Pierre Hawkins, public legal counsel for the John Howard Society and the Canadian Association of Elizabeth Fry Societies, says the way inmates are housed is concerning.
“We are concerned that the cautious and thorough approach taken by Public Prosecutions to find creative alternatives to incarceration in the context of bail hearings and sentencing have fallen by the wayside,” wrote Hawkins in a Oct. 28 letter to Saskatchewan Justice Minister Don Morgan. “Our best information suggests that inmate counts have returned to pre-pandemic levels.”
The advocates want some inmates released to stop overcrowding and allow social distancing.
“In Saskatoon correctional centre a lot of inmate housing is in dormitories.

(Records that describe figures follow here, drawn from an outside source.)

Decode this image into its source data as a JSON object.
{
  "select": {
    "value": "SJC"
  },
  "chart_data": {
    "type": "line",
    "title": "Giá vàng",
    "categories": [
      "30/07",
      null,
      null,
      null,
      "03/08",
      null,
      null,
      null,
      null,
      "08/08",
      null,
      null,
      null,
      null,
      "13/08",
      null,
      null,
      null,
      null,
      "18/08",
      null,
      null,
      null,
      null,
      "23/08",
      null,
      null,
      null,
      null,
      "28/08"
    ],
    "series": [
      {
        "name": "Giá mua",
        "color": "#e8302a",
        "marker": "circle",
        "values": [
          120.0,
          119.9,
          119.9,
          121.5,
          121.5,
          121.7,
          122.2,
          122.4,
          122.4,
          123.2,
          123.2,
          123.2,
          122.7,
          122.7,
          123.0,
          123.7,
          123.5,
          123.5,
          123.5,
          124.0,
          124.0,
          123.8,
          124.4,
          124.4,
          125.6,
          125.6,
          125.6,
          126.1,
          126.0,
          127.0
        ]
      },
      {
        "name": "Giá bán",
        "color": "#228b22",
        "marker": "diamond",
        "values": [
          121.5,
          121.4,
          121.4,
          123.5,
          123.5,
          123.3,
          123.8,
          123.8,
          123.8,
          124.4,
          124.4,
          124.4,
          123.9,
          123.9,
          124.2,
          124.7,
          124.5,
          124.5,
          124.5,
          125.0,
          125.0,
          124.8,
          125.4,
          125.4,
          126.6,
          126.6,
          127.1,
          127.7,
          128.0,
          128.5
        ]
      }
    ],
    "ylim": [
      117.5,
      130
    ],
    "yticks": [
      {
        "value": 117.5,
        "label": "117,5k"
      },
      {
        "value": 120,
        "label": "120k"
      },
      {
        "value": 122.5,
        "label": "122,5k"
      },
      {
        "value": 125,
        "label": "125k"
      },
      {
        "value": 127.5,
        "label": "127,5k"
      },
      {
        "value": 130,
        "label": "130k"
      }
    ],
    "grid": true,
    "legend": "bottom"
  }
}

We know that in dormitories it’s very difficult to social distance because you have bunk beds that might be a meter or two a part.” Said Hawkins
Many of the inmates are in remand.
“Affectively we asked the province to and the prosecution service to reduce its use to remand so people who are held awaiting trial,” he said.
“We also asked for the ministry of corrections and policing to use its powers under the legislation it’s temporary absence in reinterpretation program in order to let out elderly non violent immune compromised people.”
Saskatchewan’s Ministry of Corrections said in an email they are exploring options for accommodations but no decision has been made.
They currently have halted jail admissions-and continue to test inmates and staff.